Boyle BOE votes not to allow medical marijuana to be administered in school
Published 4:30 pm Wednesday, July 24, 2024
lance.gaither@bluegrassnewsmedia.com
During the Boyle County Board of Education meeting on July 18, the board discussed allowing medical cannabis to be administered in Boyle Schools. Medical cannabis was legalized in Kentucky this month, and the law will go into effect on Jan. 1 of next year. It will be legal to prescribe medical cannabis to minors with eligible medical conditions. State policy leaves the decision to allow medical cannabis to be administered on school grounds up to each district’s leadership.
“We have dug into this to look at what the law says, what other people are doing, and to consider how it will affect us,” said Boyle Superintendent Mark Wade. “There are reasons we would want to consider it. There are medical reasons why students and their parents would seek to utilize medical cannabis. We have students in our schools with those ailments.”
It is illegal in Kentucky to smoke medical cannabis. Wade explained that the board could look at options of how it could be administered to students.
“The question is how do we want to handle it,” Wade said. “Is it something they take before school?

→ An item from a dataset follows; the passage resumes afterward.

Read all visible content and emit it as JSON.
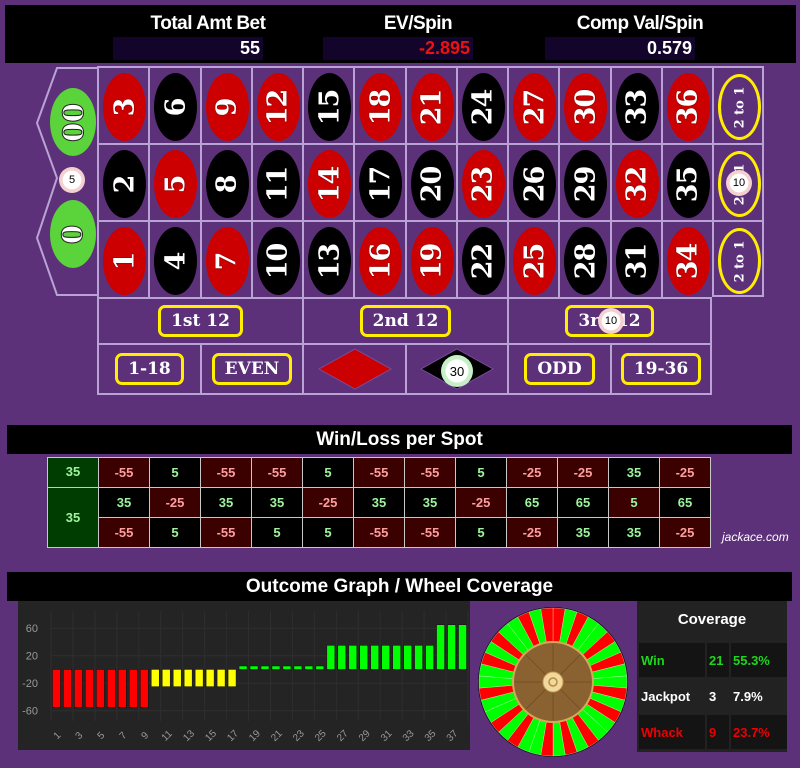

Is it something we have to administer? No one has yet landed on dosage, there are still things to iron out. We are seeing most schools across the state are waiting to see how it is prescribed and other concerns. It is new and we don’t quite understand it yet.”
The board voted against allowing medical cannabis in schools on the grounds that it would be difficult to implement a process for administering it mid-school year as it would only be legal to administer in the second half of the upcoming school year. The board will review the decision next summer.
“Not doing this now allows us to learn how it will affect our students, good or bad,” said Board Vice-Chairperson Jesse Johnson. “We won’t never allow it. This time next year I think we will have a much better understanding.”
In other news from the meeting:
— The board approved a renewal of their contract with the Boyle County Sheriff’s Office to provide the school with five school resource officers, one for each school, for the upcoming school year. The total cost of the contract is $145,000.
— The board approved increasing five bus monitor positions to 175 days, 3.5 hours per day positions for the 2024-2025 school year.
“We struggle with filling all the bus monitor positions, and this makes it easier to move things around,” Wade said.